Ethos Foundation is satisfied that, in the future, the shareholders of Swiss listed companies will have rights with regard to board and executive remuneration. Both the Minder popular initiative and the parliamentary counter-project were pursuing the same objective. Ethos will now weigh in for the introduction of the most important provisions of the counter-project in the law of application of the initiative that will be elaborated by the Swiss parliament
Dominique Biedermann, Ethos' managing director, said: “we are pleased that, in the future, shareholders of Swiss listed companies will have rights with regard to board and executive remuneration”. According to the Ethos Foundation, the Swiss Parliament's indirect counter-project was globally better aligned with shareholder interests and more efficient than the popular initiative.
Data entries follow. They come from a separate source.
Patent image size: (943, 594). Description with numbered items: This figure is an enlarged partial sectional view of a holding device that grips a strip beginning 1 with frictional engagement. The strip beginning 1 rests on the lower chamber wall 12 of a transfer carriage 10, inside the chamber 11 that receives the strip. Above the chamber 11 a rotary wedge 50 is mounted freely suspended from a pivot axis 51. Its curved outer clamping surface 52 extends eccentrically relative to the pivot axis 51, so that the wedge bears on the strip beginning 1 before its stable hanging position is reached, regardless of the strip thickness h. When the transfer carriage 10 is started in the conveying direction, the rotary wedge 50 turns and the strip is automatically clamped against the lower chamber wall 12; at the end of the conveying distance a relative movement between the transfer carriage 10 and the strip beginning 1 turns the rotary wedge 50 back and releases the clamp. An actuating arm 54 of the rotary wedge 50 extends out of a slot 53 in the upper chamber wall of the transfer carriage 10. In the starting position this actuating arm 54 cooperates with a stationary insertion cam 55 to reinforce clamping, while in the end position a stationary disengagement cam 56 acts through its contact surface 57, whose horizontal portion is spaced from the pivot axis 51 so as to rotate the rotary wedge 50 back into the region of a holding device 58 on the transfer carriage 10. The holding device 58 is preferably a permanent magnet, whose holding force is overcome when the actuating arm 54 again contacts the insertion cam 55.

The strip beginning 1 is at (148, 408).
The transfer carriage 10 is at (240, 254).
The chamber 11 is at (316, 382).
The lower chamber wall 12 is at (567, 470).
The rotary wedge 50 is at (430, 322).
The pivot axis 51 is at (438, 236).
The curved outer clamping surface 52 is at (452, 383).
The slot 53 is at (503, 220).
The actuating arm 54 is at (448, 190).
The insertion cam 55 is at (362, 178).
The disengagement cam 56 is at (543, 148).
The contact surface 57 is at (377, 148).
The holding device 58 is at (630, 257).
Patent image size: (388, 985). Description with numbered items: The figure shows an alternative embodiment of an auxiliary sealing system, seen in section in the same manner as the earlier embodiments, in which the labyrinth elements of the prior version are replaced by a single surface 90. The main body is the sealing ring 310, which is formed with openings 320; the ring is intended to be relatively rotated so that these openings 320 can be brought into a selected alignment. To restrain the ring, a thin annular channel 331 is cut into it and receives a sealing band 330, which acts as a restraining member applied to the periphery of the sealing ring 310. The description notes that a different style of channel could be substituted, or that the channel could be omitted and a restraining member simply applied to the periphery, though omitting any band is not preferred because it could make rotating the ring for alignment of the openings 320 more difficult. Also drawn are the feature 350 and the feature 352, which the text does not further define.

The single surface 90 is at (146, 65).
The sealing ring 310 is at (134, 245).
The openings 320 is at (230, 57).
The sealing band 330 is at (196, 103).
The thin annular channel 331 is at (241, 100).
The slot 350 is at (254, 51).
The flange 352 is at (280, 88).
Ethos however accepts the Swiss people's decision and will weigh in so that the most important provisions of the counter-project are included in the application law.
In particular Ethos will insist on:
· The introduction of a binding vote of the shareholders on the remuneration system described in a comprehensive manner.
· The possibility for shareholders holding 0.25% of the share capital to place an item on the agenda of the general meeting, in order to amend the remuneration system.
· The possibility to clawback remuneration deemed excessive with regard to the results achieved.
· The obligation for the independent representative not to vote on behalf of shareholders if not specifically instructed.
· The obligation for the companies to disclose the minutes of the general meeting within 20 days after the meeting, including the precise results of the votes.
· The obligation for the board of directors to draft an annual remuneration report that must be audited by the company's external auditor.